I consulted David Lebovitz’s The Perfect Scoop (which I bought for myself not long after the wedding in anticipation of using our new ice cream maker at some point in the  future) for a recipe and much to my surprise, his strawberry ice cream did not require eggs!  Apparently, there are multiple styles of ice cream—French-style ice cream uses a custard base made with egg yolks while Philadelphia-style ice cream is made with cream (and sometimes milk) but no eggs.  Most of David Lebovitz’s fruit-based ice cream recipes use the Philadelphia-style since he thinks is preferable to “let the flavor the fruits come forward without all the richness” of the French-style.  Even thought it was not the custard-base ice cream of my youth I decided to give it a shot…if for no other reason than it is a whole lot simpler to make!

Macerated strawberries, cream, lemon juice, and (the surprise ingredient) sour cream pureed, chilled and then poured into our Cuisinart ice cream freezer. In the words of Ina—“how bad can that be?!”

Not bad at all. It’s going to be a tasty summer!

Strawberries immediately after they've been tossed with sugar and Cointreau

An hour later...look a all that yummy juicy goodness!

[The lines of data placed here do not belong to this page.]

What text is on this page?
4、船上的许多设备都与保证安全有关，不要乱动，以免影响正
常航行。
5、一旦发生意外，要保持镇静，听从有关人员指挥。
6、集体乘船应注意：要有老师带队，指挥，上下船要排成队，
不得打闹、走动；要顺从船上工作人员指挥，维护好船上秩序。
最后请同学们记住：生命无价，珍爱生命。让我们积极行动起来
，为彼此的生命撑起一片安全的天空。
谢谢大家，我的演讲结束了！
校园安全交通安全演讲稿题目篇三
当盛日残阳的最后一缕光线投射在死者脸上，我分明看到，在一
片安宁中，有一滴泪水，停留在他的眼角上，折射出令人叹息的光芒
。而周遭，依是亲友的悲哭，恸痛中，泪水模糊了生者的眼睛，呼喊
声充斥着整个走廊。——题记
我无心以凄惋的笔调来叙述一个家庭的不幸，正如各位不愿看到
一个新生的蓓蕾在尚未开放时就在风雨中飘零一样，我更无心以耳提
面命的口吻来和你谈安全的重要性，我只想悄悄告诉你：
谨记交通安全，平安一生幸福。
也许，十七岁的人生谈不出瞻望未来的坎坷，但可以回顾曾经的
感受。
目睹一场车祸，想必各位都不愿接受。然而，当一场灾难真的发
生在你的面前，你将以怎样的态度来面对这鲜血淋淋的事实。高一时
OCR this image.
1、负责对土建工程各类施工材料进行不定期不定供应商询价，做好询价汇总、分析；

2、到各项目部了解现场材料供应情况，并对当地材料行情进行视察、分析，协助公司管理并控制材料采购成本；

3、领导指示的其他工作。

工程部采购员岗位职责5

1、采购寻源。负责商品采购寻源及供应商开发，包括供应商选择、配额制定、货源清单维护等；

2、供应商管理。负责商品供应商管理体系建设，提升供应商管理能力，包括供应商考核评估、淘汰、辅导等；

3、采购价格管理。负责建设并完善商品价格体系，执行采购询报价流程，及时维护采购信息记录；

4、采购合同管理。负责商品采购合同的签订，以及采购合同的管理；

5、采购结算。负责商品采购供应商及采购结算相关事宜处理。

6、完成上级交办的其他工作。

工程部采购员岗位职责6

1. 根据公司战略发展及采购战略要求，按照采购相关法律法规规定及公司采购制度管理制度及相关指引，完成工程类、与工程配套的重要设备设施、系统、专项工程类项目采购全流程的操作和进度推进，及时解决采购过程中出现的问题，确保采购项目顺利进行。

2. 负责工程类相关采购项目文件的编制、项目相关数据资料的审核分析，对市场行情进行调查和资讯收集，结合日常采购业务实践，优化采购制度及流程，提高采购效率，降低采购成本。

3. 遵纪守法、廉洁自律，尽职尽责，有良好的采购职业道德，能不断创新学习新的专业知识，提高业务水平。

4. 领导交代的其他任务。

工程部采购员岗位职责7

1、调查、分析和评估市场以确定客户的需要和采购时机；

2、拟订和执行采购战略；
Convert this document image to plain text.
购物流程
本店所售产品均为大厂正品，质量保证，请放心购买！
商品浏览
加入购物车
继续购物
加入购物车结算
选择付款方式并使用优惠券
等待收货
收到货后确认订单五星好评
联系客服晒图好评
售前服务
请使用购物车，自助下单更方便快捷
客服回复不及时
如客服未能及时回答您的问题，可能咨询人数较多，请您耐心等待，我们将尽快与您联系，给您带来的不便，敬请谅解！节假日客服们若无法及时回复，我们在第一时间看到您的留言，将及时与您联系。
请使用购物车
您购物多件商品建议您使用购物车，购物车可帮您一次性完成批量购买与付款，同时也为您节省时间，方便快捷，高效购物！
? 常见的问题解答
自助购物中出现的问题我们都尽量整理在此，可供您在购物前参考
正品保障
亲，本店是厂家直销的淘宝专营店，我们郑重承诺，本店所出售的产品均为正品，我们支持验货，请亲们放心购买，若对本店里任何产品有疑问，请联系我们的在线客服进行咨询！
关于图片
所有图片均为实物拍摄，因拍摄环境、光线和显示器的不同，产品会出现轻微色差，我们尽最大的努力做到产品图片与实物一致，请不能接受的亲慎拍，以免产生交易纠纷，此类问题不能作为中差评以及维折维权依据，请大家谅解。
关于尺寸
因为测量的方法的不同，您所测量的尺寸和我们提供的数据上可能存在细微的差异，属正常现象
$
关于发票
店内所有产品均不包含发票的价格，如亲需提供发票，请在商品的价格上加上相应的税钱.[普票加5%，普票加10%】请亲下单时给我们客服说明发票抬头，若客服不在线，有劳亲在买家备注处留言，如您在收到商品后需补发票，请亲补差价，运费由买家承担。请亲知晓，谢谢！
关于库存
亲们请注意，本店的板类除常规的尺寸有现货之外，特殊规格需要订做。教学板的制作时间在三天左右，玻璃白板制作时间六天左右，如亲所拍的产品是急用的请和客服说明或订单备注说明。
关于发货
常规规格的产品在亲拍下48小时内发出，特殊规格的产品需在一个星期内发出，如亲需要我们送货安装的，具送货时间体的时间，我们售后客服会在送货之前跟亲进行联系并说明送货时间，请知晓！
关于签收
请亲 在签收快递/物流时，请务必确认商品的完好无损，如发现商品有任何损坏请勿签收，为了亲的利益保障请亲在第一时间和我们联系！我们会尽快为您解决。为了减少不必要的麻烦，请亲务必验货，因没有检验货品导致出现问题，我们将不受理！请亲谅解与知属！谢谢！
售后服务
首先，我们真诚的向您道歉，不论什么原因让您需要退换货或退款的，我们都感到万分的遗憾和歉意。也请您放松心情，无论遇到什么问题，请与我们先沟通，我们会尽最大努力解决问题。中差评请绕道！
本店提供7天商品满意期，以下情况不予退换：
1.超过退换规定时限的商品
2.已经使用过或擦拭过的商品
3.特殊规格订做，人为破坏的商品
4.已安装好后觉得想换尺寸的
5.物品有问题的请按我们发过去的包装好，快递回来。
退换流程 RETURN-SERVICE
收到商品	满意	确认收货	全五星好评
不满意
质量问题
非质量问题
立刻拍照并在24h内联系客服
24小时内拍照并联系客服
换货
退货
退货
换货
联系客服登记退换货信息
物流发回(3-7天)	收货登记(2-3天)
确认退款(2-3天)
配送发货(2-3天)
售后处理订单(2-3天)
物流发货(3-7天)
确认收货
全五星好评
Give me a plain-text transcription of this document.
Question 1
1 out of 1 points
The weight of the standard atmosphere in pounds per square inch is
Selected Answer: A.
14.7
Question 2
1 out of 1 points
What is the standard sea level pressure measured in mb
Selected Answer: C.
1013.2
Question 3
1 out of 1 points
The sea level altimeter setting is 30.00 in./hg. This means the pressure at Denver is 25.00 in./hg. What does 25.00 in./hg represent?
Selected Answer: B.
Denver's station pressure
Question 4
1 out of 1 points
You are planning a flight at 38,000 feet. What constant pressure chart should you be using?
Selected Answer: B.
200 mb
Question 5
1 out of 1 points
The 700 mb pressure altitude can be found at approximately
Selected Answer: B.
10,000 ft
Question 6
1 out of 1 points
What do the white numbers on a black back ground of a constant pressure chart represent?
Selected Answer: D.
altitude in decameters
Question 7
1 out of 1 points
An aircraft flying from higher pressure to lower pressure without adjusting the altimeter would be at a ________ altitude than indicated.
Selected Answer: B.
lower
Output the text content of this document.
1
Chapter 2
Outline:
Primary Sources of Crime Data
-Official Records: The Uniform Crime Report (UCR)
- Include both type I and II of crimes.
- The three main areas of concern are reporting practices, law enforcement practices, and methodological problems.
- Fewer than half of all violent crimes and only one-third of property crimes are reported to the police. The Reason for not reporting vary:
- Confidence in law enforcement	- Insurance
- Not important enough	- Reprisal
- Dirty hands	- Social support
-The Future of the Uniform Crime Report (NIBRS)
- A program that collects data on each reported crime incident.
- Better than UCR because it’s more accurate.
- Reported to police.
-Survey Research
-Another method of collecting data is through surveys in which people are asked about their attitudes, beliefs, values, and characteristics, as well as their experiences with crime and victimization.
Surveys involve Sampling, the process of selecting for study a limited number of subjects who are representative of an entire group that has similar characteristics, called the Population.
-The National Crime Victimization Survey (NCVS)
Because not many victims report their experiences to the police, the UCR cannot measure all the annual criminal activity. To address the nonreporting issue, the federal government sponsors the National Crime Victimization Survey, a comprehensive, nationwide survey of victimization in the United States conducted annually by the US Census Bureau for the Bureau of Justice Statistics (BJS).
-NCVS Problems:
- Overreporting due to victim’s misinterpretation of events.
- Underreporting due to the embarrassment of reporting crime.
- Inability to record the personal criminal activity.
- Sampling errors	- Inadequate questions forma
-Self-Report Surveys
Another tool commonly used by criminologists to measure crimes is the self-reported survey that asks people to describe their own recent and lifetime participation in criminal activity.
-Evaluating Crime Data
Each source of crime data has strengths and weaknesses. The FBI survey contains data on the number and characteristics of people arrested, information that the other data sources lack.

Strawberry-Sour Cream Ice Cream
Adapted (hardly at all) from David Lebovitz

Ingredients:
1 pound fresh strawberries, rinsed and sliced
¾ cup of sugar
1 TBL Cointreau (originally recipe called for vodka or kirsch but we had neither so I went with what we had)
1 cup sour cream
1 cup heavy cream
½ lemon, juiced

1.Toss sliced strawberries with sugar and Cointreau, stirring until sugar begins to dissolve. Cover and let stand at room temperature for 1 hour, stirring occasionally.
2.Place strawberries (and all the ruby red liquid that comes out of them), cream, sour cream, and lemon juice into  a blender or food processor and pulse until smooth but still slightly chunky.  Refrigerate for 1 hour. Note: if you use a blender you can just place the vessel in the fridge which means 1 less dish to wash!
3.Freeze in your ice cream maker according to the manufacturer’s instructions.